Electrotherapy is already being used to treat a range of health ailments from migraine to depression and even potentially dementia. Here we talk to Anorexia expert Dr Lorna Richards, Consultant Psychiatrist at the Priory Hospital Woking about how we could help people with the eating disorder Anorexia Nervosa:
Do you think electrotherapy (deep brain stimulation) has a place in treating anorexia?
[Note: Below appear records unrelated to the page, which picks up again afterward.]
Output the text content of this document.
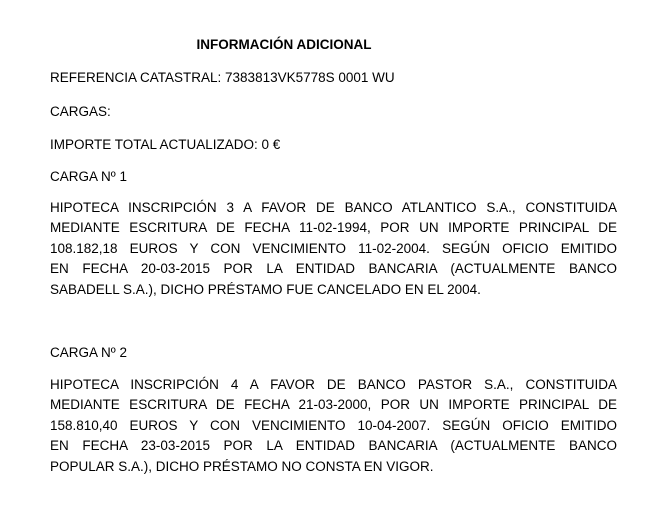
INFORMACIÓN ADICIONAL

REFERENCIA CATASTRAL: 7383813VK5778S 0001 WU

CARGAS:

IMPORTE TOTAL ACTUALIZADO: 0 €

CARGA Nº 1

HIPOTECA INSCRIPCIÓN 3 A FAVOR DE BANCO ATLANTICO S.A., CONSTITUIDA
MEDIANTE ESCRITURA DE FECHA 11-02-1994, POR UN IMPORTE PRINCIPAL DE
108.182,18 EUROS Y CON VENCIMIENTO 11-02-2004. SEGÚN OFICIO EMITIDO
EN FECHA 20-03-2015 POR LA ENTIDAD BANCARIA (ACTUALMENTE BANCO
SABADELL S.A.), DICHO PRÉSTAMO FUE CANCELADO EN EL 2004.

CARGA Nº 2

HIPOTECA INSCRIPCIÓN 4 A FAVOR DE BANCO PASTOR S.A., CONSTITUIDA
MEDIANTE ESCRITURA DE FECHA 21-03-2000, POR UN IMPORTE PRINCIPAL DE
158.810,40 EUROS Y CON VENCIMIENTO 10-04-2007. SEGÚN OFICIO EMITIDO
EN FECHA 23-03-2015 POR LA ENTIDAD BANCARIA (ACTUALMENTE BANCO
POPULAR S.A.), DICHO PRÉSTAMO NO CONSTA EN VIGOR.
It may have a role in treating patients with a severe and enduring form of Anorexia Nervosa (> 10 years of illness) where all other treatment options have been exhausted. It is still an experimental intervention in the field of eating disorders but there are a number of case reports and small trials that suggest that it could offer some benefit to this patient group.
What are the benefits?
It is uncertain at present and potential neural targets are still being explored. The aim is for symptom reduction – reduced eating disordered thoughts and behaviours with improvement in mood and levels of motivation towards weight gain. Enhanced quality of life is an overarching goal in people who have been unwell for many years.
DBS is an invasive neurosurgical procedure. There are immediate risks related to the surgery such as bleeding, neurological damage, seizures, stroke or even death. In underweight malnourished patients these risks are increased. In the medium term there may be changes to mood or personality. There are also ethical/philosophical challenges such as the issue of capacity to consent to treatment in a vulnerable population, autonomy and personhood. There is much debate within the specialty.
Is this currently available to any patients in the UK, privately or on the NHS?
DBS for AN is only available as an experimental treatment. There is a trial currently taking place in Oxford.